For instance, the companies could commit to increasing the number of local reporters at either the TV station or newspaper—or provide significant financial assistance to an independent local nonprofit news outlet. And if a TV station makes concrete promises and then reneges, it could have its license renewed for a shorter duration, or the parent company could be penalized during future waiver requests.
Or, better yet, here’s my modest proposal: Congress could consider something bolder and cleaner. It could loosen the rules on media mergers—but require a substantial transaction fee for each merger, with the proceeds going to fund local journalism in that community.
Each time there is a consolidation, the participating companies would donate money to a local endowment supporting successful nonprofit or independent news providers. Throughout the country—from MinnPost in Minneapolis to The Lens in New Orleans—citizens and entrepreneurs have created digital news organizations to make up for the losses in civically important but financially dubious reporting. Local minority-owned media startups have faced the same difficulties in generating revenue and could benefit from such an idea as well. Here’s a way for the lumbering media giants to help them—even as they help themselves.
Under this scenario, companies would not have to make a case that their merger would help the community. If the economics dictate that they invest more in news, great. But if they don’t, the community will still end up better off for the merger because of the journalism being underwritten by the transaction fee.
Yes, it would add to the cost of the acquisition. But the parties would know exactly what that amount is on the front end, build it into the cost-benefit calculus (and the offer price), and decide whether it still makes sense. This is a far more market-oriented approach than past media policies. If the transaction fee deters the merger, fine. It might have the side effect of preventing mergers with weak economic rationales. But if the parties proceed, they would be helping to subsidize the local media market.

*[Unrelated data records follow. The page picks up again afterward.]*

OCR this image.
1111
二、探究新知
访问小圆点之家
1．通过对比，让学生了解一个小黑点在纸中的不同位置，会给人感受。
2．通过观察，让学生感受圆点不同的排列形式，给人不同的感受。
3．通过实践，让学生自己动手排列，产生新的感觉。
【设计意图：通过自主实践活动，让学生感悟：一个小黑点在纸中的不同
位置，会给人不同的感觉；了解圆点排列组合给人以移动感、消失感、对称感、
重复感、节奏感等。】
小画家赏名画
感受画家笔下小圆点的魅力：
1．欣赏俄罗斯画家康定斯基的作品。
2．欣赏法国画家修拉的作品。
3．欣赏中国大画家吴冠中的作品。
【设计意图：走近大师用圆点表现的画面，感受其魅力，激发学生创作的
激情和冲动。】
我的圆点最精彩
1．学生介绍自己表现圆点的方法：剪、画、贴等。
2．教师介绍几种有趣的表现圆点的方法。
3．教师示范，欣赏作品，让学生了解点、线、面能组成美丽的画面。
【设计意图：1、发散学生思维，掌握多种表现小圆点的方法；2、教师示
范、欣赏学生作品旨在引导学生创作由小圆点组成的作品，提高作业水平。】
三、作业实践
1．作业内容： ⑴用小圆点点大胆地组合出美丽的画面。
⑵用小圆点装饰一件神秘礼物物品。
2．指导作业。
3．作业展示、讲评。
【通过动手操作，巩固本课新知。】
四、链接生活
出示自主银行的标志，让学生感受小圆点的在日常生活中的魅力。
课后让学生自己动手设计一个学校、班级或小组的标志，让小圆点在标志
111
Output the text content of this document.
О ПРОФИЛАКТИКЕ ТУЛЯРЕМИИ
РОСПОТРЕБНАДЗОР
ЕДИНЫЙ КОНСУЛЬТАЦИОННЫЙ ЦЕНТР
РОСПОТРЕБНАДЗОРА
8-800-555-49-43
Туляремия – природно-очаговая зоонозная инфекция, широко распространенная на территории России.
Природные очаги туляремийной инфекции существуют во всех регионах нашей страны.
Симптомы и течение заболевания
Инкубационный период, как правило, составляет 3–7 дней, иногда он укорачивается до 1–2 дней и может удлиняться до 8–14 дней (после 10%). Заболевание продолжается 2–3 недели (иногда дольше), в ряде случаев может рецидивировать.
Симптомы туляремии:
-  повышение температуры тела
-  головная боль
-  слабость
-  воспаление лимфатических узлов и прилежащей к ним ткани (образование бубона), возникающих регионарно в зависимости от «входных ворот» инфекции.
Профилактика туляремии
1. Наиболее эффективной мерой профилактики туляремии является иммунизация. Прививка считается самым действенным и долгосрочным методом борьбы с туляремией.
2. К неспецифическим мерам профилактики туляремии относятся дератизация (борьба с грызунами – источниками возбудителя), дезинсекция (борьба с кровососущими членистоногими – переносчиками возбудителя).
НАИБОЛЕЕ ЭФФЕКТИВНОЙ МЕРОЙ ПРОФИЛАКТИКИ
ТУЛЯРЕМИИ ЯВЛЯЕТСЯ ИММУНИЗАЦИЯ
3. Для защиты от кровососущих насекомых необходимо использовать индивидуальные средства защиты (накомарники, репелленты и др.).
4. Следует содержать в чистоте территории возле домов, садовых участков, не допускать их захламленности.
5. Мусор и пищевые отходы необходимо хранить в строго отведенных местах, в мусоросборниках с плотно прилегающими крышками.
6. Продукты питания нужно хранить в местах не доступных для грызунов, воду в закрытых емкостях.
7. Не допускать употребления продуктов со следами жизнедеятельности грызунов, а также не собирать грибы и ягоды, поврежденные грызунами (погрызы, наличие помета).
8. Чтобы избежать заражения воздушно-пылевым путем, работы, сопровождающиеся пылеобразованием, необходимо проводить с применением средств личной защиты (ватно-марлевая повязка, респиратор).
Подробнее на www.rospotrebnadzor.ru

There are many practical details to work out. How could you make sure that this money is spent well? One thought: the merging companies would present a plan proving that there’s a non-partisan mechanism in place in that community that could manage a fund. My guess is that local journalism schools could often play a key role (and, no, Columbia isn’t paying me to say that). Often skilled at creating competitions for journalism awards, some locally based schools could manage the process for distributing funds, perhaps through competitive grants or through a matching system that would reward nonprofit media that has successfully raised funds from other sources.
Crucially, once the check is deposited in the fund—ideally creating an endowment that would continue subsidizing community journalism indefinitely—neither the government nor the media companies should have any say in how that money is distributed.
There’s a limit to how much consolidation should be allowed even with this tollbooth approach. And there are no doubt flaws to this community-investment idea as well. The most important thing right now is that rather than reverting to an antiquated debate about consolidation, we have an honest discussion about what would truly benefit communities.